Saying Goodbye To My Friend

AUGUST 21, 1928 - JANUARY 26, 2013


This is a bittersweet weekend for us.  Our great neighbor and friend, Wayne D. Stanfield, passed away peacefully at his home Saturday afternoon following a battle with cancer.  We are deeply saddened at his passing and for the tremendous void it creates in our lives, but know he is now where he wanted to be - with his wonderful wife, Barbara, who pre-deceased him in May of 2010, HERE.


Wayne and Barbara - we say their names like it was one word because it seemed like they were never apart - have been our friends since the very first day we took occupancy of our home more than 39 years ago.  We learned of Wayne's kindness and selflessness that day when he spent three hours helping us unplug our guest shower drain.  That was the beginning of a wonderful friendship - one in which they welcomed us to the neighborhood, into their lives and, eventually, embraced us as members of their family.


Wayne operated a family plumbing business in Costa Mesa for more than a half-century.  He and his son, also Wayne, did the work and Barbara helped with the paperwork.  Wayne was a hardworking, honest man who lived a true Christian life.  In all the years that I've called him my friend I've never known him to say an unkind or harsh word to or about anyone.

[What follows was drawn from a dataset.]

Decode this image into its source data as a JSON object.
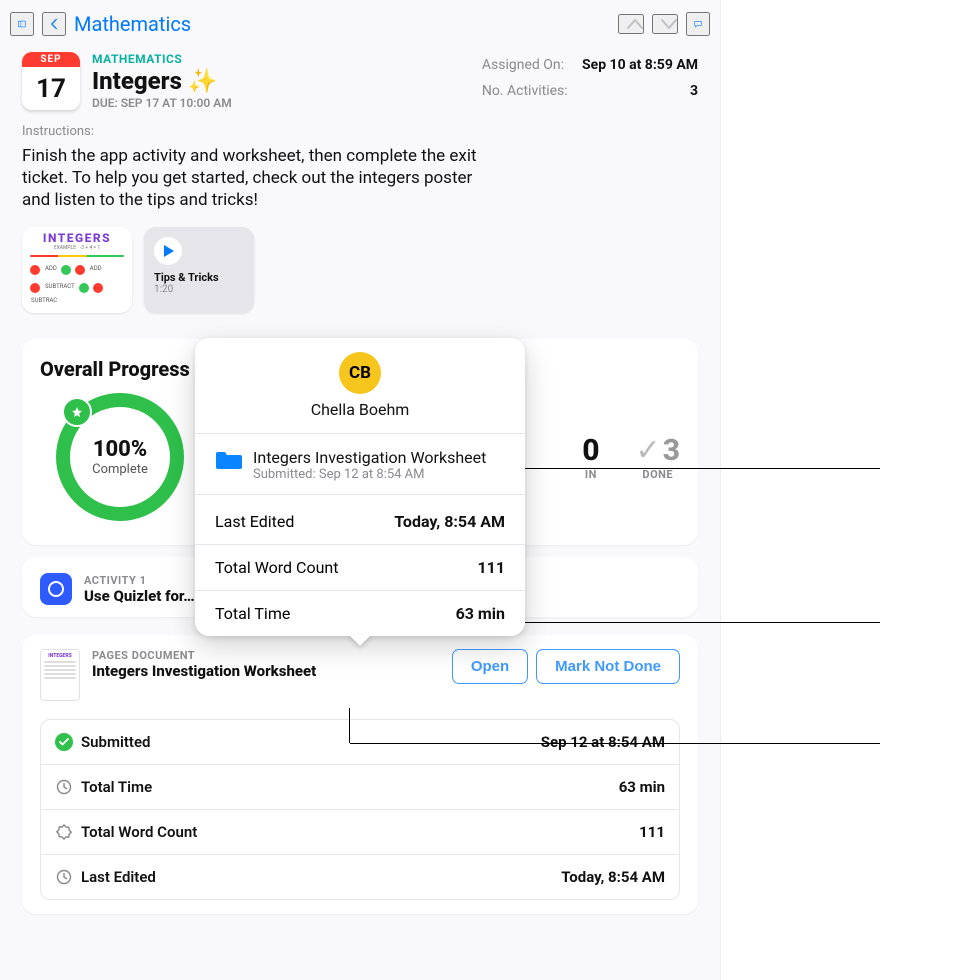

He and Barbara were married for more than 63 years, having been childhood sweethearts as they grew up in Banning, California.  Their affection for each other was obvious every day that we knew them.  Barbara's passing two and half years ago was deeply felt by all who knew her, but Wayne was devastated.  He would carry a framed photo of her with him as he drove around town in his 1931 Model A Ford coupe and shared stories of their lives together to all who would listen.


Wayne may have been the kindest man I've ever known.  He spent a lifetime helping others - friends and strangers alike.  For example, for years he and Barbara and their children would gather toys and other gifts for the Hopi Indians in Arizona and would personally transport and distribute them over the Christmas holiday each year.  They sought no thanks or recognition for this tremendous act of kindness - they just saw a need and filled it.  If you needed advice on a project Wayne was your guy.  He not only provided guidance, but would just jump in and help you do it correctly.

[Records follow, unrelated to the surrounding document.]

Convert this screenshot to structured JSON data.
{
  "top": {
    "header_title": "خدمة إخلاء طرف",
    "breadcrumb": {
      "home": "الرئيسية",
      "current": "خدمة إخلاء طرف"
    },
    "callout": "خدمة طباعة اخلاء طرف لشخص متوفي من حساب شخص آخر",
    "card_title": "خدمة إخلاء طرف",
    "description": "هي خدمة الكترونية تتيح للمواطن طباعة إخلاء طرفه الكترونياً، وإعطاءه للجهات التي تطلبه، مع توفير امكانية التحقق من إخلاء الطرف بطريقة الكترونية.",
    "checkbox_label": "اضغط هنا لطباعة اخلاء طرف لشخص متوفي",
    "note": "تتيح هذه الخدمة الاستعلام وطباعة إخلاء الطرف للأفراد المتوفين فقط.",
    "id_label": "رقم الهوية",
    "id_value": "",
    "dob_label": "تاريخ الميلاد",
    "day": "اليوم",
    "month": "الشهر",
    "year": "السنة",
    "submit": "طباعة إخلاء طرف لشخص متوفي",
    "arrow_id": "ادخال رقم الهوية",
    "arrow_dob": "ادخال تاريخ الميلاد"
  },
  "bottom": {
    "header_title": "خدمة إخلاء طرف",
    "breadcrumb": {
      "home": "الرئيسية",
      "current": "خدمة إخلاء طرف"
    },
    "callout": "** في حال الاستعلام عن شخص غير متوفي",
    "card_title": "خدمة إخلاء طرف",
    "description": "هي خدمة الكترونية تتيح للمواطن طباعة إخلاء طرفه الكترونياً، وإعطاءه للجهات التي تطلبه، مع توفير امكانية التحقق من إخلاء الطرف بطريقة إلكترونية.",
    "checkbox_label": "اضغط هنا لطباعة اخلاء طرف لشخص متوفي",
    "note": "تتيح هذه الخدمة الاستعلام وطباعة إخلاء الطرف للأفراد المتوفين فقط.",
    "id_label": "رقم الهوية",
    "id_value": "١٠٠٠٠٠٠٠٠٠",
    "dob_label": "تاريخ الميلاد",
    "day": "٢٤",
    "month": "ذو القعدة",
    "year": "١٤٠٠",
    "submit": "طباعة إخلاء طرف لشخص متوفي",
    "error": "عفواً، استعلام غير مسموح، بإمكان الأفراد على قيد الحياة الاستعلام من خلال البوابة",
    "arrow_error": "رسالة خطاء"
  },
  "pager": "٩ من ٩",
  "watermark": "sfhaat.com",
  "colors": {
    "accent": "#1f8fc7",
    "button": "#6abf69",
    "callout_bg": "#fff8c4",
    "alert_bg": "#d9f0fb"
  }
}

For more than half my life Wayne Stanfield was a friend, neighbor and mentor, selflessly sharing his life experience as a God-loving man by example.  There is simply not enough space here to recount all the stories of the joy we shared with him over these years.  I smile as I recall decades of dune buggy and boating adventures and the wonderful times we spent with him just hanging out or helping with projects.  Age-wise, he was more like an older brother, but everyone called him "Father" - such was the esteem in which he was held by all who knew him.


Wayne is survived by his children, Wayne K. Stanfield (Theresa) of Santa Ana and Cathy Binnquist (Bruce) of Costa Mesa, four grand children, eight great grandchildren and hundreds of friends.  A celebration of his life will be held later this week, followed by a private family service at a future date.